The ex-immigrant rights activist now marching to the tune of France's far-right
Last week parents of pupils at around 100 French primary schools kept their children at home following unfounded rumours that they were being taught 'gender theory'. Education minister Vincent Peillon felt obliged to order parents to be summonsed to schools to explain that the claims being spread in a concerted text and email campaign were untrue. The woman behind the school boycott call – which exploits a favourite issue of the far-right and hard-line Catholics - is 55-year-old teacher Farida Belghoul. Yet Belghoul was not always involved with the far-right; in the early 1980s she was a high-profile left-wing campaigner on immigrant rights. Lucie Delaporte and Rachida El Azzouzi report on her political journey.

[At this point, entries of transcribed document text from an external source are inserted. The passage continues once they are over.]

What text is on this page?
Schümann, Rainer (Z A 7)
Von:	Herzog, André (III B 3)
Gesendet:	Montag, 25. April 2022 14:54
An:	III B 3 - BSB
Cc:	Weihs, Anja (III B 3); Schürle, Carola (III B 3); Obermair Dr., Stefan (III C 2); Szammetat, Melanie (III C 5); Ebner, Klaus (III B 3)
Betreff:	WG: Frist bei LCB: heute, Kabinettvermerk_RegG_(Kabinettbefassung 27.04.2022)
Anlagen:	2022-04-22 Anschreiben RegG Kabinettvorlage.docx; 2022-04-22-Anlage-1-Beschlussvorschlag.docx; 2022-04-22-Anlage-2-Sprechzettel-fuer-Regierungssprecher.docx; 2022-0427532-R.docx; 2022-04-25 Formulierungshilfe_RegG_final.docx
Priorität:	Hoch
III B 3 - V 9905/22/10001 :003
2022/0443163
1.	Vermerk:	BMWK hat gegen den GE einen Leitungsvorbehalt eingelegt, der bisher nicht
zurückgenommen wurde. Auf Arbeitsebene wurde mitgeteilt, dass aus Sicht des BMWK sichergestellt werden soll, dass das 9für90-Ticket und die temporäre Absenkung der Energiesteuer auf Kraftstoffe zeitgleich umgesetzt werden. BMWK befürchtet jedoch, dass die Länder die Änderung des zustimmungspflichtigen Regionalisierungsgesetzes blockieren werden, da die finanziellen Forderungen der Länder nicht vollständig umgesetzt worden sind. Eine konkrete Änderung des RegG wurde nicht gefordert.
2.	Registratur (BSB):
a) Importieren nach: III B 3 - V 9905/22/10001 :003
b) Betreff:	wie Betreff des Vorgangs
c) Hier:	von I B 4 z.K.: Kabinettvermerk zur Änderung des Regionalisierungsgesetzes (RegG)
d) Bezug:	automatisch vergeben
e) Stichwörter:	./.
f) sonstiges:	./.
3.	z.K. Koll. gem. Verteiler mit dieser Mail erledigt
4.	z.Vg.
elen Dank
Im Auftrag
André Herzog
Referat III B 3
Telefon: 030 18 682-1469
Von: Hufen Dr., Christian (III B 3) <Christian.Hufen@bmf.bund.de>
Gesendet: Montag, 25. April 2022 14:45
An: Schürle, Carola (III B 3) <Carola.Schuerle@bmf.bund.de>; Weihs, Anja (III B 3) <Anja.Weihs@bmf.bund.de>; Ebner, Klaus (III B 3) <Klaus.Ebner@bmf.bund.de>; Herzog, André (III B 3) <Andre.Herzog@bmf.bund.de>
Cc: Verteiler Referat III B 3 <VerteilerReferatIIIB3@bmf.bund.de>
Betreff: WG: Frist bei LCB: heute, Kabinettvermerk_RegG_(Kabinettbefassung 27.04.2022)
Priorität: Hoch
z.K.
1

WriterWriter and activist Farida Belghoul, a prominent figure in the early 1980s, has once again got people’s attention. Her campaign to get parents to boycott schools over unfounded claims that primary school pupils are being taught 'gender theory' with explicit sexual messages has catapulted her back into the limelight after decades in the wilderness. Although only a relatively small number of parents of children at around 100 primary schools obeyed the boycott and kept their children at home on January 24th and 27th, the issue quickly provoked a major political row. Last Wednesday education minister Vincent Peillon even felt obliged to tell headteachers to summon the parents concerned to explain the true nature of the 'ABCD of equality' lessons, which aim to promote equality between boys and girls.